By this stage in the health care debates, most people are aware that roughly 47 million individuals in America do not have health insurance. And many people are further aware that the 47 million statistic is misleading, because roughly 14 million of these individuals are already eligible for (but have not enrolled in) existing government programs, 9 million have incomes over $75,000 and choose not to purchase private insurance, 3-5 million are only temporarily uninsured between jobs, and roughly 10 million do not have the legal right to reside in the country. In the end, this means roughly 10 million U.S. citizens lack meaningful access to health insurance. It has been noted elsewhere that insuring these individuals would cost a lot less than the $1 trillion proposal currently under consideration in Congress, and further that it would not require a dramatic (and costly) restructuring of the U.S. health care system.
I understand and share a number of the concerns expressed here and elsewhere about the current health care proposals, but my sense is that many of our contributors and readers would object even to a more modest expansion of publicly-sponsored health care for the ten million who are chronically uninsured.
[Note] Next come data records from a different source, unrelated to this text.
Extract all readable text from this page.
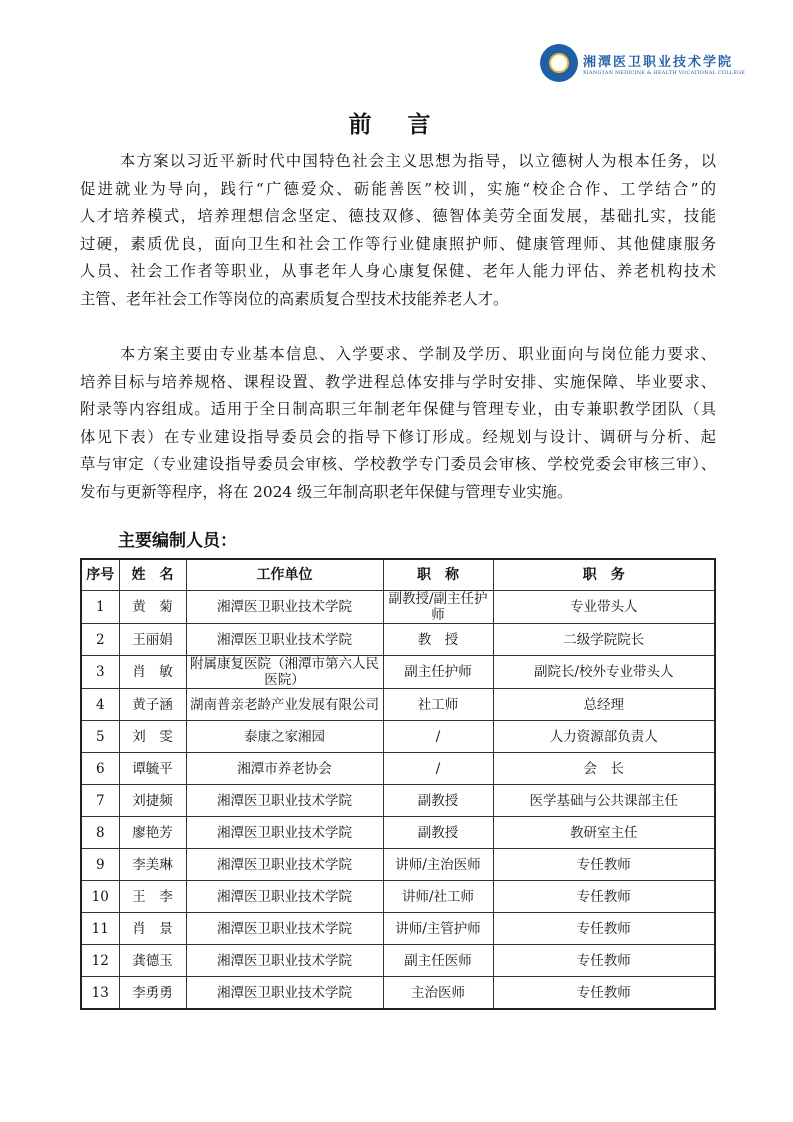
湘潭医卫职业技术学院
XIANGTAN MEDICINE & HEALTH VOCATIONAL COLLEGE
前 言
本方案以习近平新时代中国特色社会主义思想为指导，以立德树人为根本任务，以
促进就业为导向，践行“广德爱众、砺能善医”校训，实施“校企合作、工学结合”的
人才培养模式，培养理想信念坚定、德技双修、德智体美劳全面发展，基础扎实，技能
过硬，素质优良，面向卫生和社会工作等行业健康照护师、健康管理师、其他健康服务
人员、社会工作者等职业，从事老年人身心康复保健、老年人能力评估、养老机构技术
主管、老年社会工作等岗位的高素质复合型技术技能养老人才。
本方案主要由专业基本信息、入学要求、学制及学历、职业面向与岗位能力要求、
培养目标与培养规格、课程设置、教学进程总体安排与学时安排、实施保障、毕业要求、
附录等内容组成。适用于全日制高职三年制老年保健与管理专业，由专兼职教学团队（具
体见下表）在专业建设指导委员会的指导下修订形成。经规划与设计、调研与分析、起
草与审定（专业建设指导委员会审核、学校教学专门委员会审核、学校党委会审核三审）、
发布与更新等程序，将在 2024 级三年制高职老年保健与管理专业实施。
主要编制人员：
序号	姓　名	工作单位	职　称	职　务
1	黄　菊	湘潭医卫职业技术学院	副教授/副主任护师	专业带头人
2	王丽娟	湘潭医卫职业技术学院	教　授	二级学院院长
3	肖　敏	附属康复医院（湘潭市第六人民医院）	副主任护师	副院长/校外专业带头人
4	黄子涵	湖南普亲老龄产业发展有限公司	社工师	总经理
5	刘　雯	泰康之家湘园	/	人力资源部负责人
6	谭毓平	湘潭市养老协会	/	会　长
7	刘捷频	湘潭医卫职业技术学院	副教授	医学基础与公共课部主任
8	廖艳芳	湘潭医卫职业技术学院	副教授	教研室主任
9	李美琳	湘潭医卫职业技术学院	讲师/主治医师	专任教师
10	王　李	湘潭医卫职业技术学院	讲师/社工师	专任教师
11	肖　景	湘潭医卫职业技术学院	讲师/主管护师	专任教师
12	龚德玉	湘潭医卫职业技术学院	副主任医师	专任教师
13	李勇勇	湘潭医卫职业技术学院	主治医师	专任教师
I think this position is in tension with the most recent statement of the U.S. Conference of Catholic Bishops, which teaches that “health care is not a privilege, but a basic human right,” and lists the following guideline considerations for health care reform:
1) a truly universal health policy with respect for human life and dignity; 2) access for all with a special concern for the poor; 3) pursuing the common good and preserving pluralism, including freedom of conscience and variety of options; and 4) restraining costs and applying them equitably across the spectrum of payers.
My question for our readers and contributors, assuming I am reading them correctly, is 1) Whether they support expanded public health care for the ten million who are chronically uninsured, and 2) If not, how they hope to achieve the goal of universal coverage called for by the bishops absent government intervention.